Nicht «fast jede zweite Ehe in der Schweiz wird geschieden», wie im Artikel «Arme Alleinerziehende» erwähnt wird, sondern die Scheidungsrate lag gemäss BfS bei 51,7 Prozent (2006), ein Jahr zuvor gar bei 52,6 Prozent. Frau Hausherr vom SVAMV und Frau Trochsler von der eff-zett Alimenteninkassostelle Zug beklagen sich über die vorhandenen Emotionen, welche bei einer Trennung die Diskussion über die nacheheliche Finanzverteilung stören. Der Druck liege auf dem alleinerziehenden Elternteil, in 85 Prozent der Fälle die Frau.
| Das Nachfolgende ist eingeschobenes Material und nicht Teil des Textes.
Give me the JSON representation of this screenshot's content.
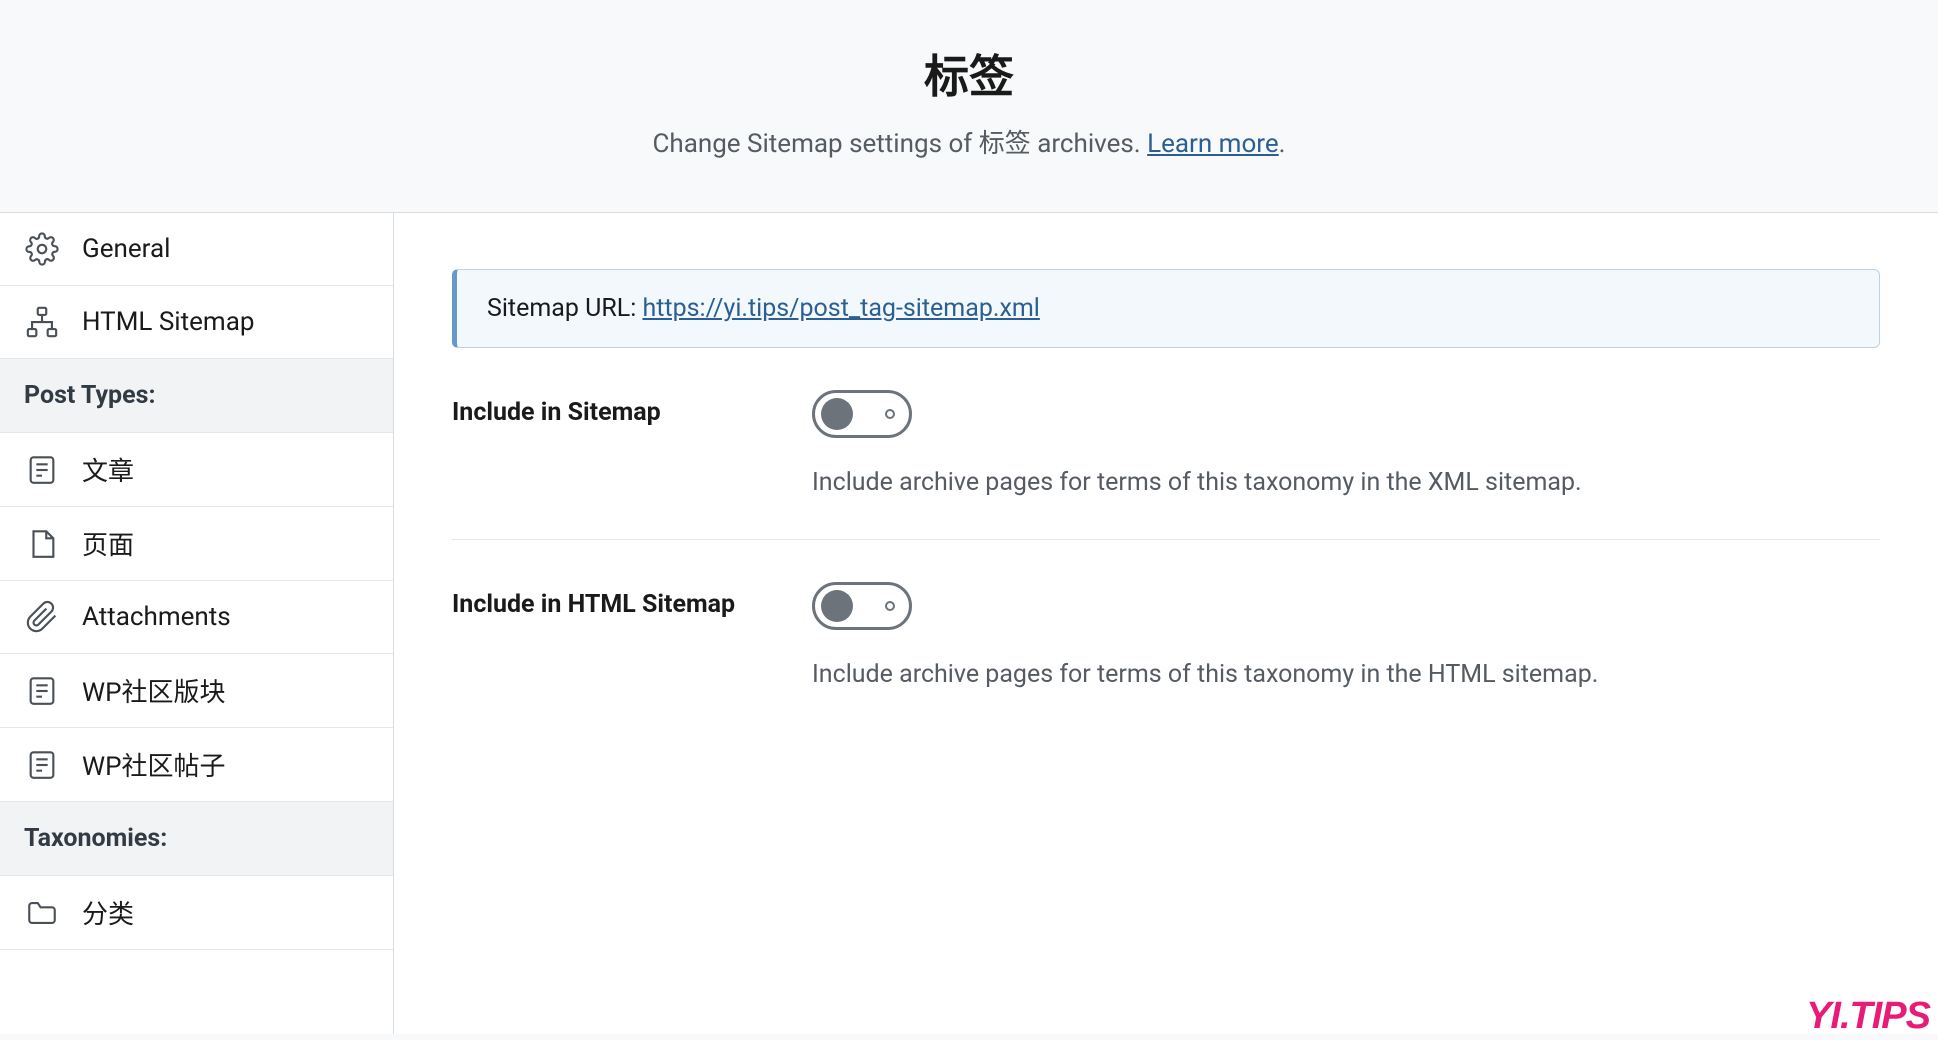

Wir möchten dazu ein paar Ergänzungen machen. Es ist tragisch, dass in einer Individualgesellschaft wie der unseren mit gleichen Ausbildungschancen für beide Geschlechter immer noch 85 Prozent des alleinerziehenden Elternteils die Mutter ist. Eine derart hohe Zahl muss im Zeitalter der Gleichstellung von Mann und Frau hinterfragt werden. Die Antwort liegt in der Bevorzugung von Müttern bei der Kinderbetreuung. Das so entstehende Machtvakuum erzeugt die zur sachlichen Diskussion unerwünschten Emotionen. Wir kennen viele Fälle, wo Väter sich gegen die Alleinerziehung der Mütter wehren und auch nach einer Scheidung weiterhin für ihre Kinder mit grossem zeitlichem Engagement da sein möchten. Aber: unser Gesetz gibt der Mutter in Sachen Sorgerecht ein Veto. Ohne beider Einverständnis gibt es in der Schweiz auch im Jahr 2008 noch kein gemeinsames Sorgerecht. So werden viele engagierte Väter brutal aus der Erziehung ihrer Kinder ausgeschlossen – das Kind wird auch nach der gesetzlichen Einführung der Kindsanhörung nur in seltenen Fällen befragt. Mütter und Richter meinen zu wissen, was das Beste für das Kind ist.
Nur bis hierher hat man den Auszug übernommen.